Hello there, bloggers! I have returned from a long hiatus from penning my 80’s movie reviews. For my latest critique, I have chosen the recently released second adaptation of Stephen King’s 1986 horror novel “It” as a “Pre Halloween Review.” Set in King’s typical imagined town of Derry, Maine, it follows a shape-shifting alien who takes the form of a creepy clown named Pennywise the Dancing Clown or “It” who stalks through the town, luring, tormenting and killing young children.
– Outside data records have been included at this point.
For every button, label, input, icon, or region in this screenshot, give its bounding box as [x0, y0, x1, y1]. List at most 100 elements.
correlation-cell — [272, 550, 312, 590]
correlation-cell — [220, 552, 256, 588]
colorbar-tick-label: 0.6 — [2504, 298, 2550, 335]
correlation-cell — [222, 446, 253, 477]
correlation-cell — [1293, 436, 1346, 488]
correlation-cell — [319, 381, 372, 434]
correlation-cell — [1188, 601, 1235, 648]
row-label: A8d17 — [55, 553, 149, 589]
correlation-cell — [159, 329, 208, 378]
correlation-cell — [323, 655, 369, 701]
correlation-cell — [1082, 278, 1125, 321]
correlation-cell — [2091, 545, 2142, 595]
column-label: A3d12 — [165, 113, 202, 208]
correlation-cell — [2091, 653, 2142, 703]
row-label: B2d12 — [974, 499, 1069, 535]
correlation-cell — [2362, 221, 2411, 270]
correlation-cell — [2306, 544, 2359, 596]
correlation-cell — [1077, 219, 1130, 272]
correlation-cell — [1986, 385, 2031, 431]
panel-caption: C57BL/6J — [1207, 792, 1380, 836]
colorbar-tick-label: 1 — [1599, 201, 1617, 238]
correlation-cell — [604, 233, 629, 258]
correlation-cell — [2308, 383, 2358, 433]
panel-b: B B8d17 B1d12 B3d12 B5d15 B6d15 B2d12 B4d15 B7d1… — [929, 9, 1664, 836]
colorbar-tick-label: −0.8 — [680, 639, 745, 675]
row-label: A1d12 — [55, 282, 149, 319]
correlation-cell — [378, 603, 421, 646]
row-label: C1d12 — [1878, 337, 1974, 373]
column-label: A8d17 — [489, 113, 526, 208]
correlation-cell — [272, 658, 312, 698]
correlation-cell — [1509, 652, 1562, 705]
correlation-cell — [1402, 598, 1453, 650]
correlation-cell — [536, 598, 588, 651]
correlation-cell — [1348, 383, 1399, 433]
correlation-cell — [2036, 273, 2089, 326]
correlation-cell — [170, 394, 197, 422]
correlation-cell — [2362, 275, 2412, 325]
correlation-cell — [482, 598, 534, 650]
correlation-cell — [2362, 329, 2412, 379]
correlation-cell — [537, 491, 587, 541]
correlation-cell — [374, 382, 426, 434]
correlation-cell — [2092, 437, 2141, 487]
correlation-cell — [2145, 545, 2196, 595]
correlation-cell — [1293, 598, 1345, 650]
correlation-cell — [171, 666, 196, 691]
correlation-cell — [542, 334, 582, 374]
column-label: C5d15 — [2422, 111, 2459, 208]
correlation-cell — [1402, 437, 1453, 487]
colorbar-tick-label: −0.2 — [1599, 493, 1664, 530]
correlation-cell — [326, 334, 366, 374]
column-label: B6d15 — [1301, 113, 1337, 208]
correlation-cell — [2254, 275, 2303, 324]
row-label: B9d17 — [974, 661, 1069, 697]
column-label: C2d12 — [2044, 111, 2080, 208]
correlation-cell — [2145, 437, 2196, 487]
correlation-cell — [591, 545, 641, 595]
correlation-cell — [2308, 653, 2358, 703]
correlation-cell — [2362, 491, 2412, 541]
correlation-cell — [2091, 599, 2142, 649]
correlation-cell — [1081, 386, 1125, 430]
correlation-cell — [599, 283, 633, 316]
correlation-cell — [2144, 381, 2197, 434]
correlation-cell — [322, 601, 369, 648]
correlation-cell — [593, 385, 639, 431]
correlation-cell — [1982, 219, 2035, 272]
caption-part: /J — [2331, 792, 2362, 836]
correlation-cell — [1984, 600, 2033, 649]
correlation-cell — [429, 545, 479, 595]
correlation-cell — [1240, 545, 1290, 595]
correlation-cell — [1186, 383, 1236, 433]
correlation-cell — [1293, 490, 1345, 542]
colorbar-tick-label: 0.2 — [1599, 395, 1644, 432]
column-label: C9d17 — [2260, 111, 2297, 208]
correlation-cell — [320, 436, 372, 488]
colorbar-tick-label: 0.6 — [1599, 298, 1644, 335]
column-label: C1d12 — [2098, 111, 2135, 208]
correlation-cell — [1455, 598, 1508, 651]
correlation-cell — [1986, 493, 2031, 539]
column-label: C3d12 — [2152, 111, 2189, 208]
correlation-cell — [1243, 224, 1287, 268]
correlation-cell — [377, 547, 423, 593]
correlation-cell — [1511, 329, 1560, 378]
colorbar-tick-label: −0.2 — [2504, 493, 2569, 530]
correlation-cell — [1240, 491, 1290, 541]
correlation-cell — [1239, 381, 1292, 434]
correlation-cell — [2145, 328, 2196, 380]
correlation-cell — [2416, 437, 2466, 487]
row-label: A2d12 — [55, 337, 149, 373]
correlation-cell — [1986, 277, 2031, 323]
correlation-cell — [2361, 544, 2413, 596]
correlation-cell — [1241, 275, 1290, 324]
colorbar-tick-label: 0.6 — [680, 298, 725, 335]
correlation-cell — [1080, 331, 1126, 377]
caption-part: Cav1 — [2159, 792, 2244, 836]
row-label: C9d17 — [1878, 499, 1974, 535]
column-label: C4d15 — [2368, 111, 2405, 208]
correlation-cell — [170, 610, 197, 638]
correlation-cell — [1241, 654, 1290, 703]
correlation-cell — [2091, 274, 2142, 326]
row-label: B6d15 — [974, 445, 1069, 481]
“It” received a two part miniseries in 1990, which centred on seven misfits known as “The Losers Club” as they bond together to take down Pennywise, and meet up twenty seven years later for the same purpose after the child killings continue. In my opinion, that movie was alright, but wasn’t particularly scary ,with slightly dated special effects. The story is stronger in the first half then in the second, with the child actors generally delivering solid performances. However, the adult scenes seemed less than impressive, with the actors giving unintentionally funny deliveries. The only true consistently great thing about the miniseries was the always terrific Tim Curry as the clown in question.
The remake only focuses on the characters as kids, and updates the childhood portions from 1958 to 1989. In the deeply chilling opening scene, little Georgie (Jackson Robert Scott) goes outside to play with a paper boat his beloved brother Bill (Jaeden Lieberher) made for him, only to disappear without a trace after an encounter with sinister clown Pennywise (Bill Skarsgard) in the sewers. A few months later, Bill, in denial about his brother’s death, starts to be plagued with eerie visions. He bands up with six other teenage outcasts, consisting of brainy newcomer Ben (Jeremy Ray Taylor), pretty Beverly (Sophia Lillis), loudmouth joker Richie (Finn Wolfhard), smothered Mama’s Boy Eddie (Jack Dylan Grazer), rational Stan (Wyatt Oleff) and homeschooled Mike (Chosen Jacobs), who have also run afoul of Pennywise. They come to realize that all of the killings lead back to the basement of a spooky old house, where Bill vows to take down whatever killed Georgie, once and for all…
Even though I’m mostly indifferent towards the vast majority of horror films, “It” ended up being better than I expected it to be. Under Andy Muschietti’s direction, this adaption manages to actually be unsettling and jumpy. Bill Skarsgard is legitimately frightening as Pennywise. Unlike Curry, who was more of a comical clown than a threatening one, Skarsgard aims for a more subtle approach, which is more effective manner you’d expect of a murderous killing clown.
The child performers especially added to my enjoyment of this movie. I continue to be pleasantly marveled by the sheer caliber of young actors in Hollywood nowadays, thanks to the popularity of “Stranger Things” (incidentically, both of them feature Finn Wolfhard as a cast member). All of the principal cast shared fantastic chemistry together, and it’s easy to tell that they’re close in real life.
Although all the core ensemble cast were excellent, a few of them really stood out in my opinion. These standouts include Sophia Lillis as Bev, who is dealing with some messed up family issues from her horrible home life, Jack Dylan Grazer as the dorky, germ phobic Eddie, and Finn Wolfhard as Richie, the foul mouthed joker of the pack. For those who are used to seeing Wolfhard as the sweet, soft spoken Mike from “Stranger Things”, it can initially seem like something of a culture shock. But many of Richie’s quips made me crack up, particularly one about Bev bearing a resemblance to 80’s teen icon, Molly Ringwald.
Although marketed as a horror film, a core theme of the movie revolves around the kids coming of age, and realizing that their childhoods and their innocence are well and truly over. Pennywise exploits this, as he torments the group by morphing into their greatest fears (a leper for germ hating Eddie, a torrent of blood for Bev, who fears her impending womanhood, while Bill keeps being plagued with visions of Georgie).
If I did have to issue some minor nitpicks, it would have to that some of the jump scares felt a little forced and cliched. Also, some of the bullies harassing the main characters seemed very one dimensional and flat, since their only apparent function was to serve as generic antagonists.
All in all, “It”(2017) earns a rating of 4 out of 5 stars from me. It’s a perfect way to kick off the Halloween season before it arrives, so it’s worth checking out if you love a good scare! I’d also recommend watching the first series of “Stranger Things” in preparation for its second season, due out next month!Plus, a second chapter of “It” is confirmed to be in the works, set for a 2019 release date. Happy Watching!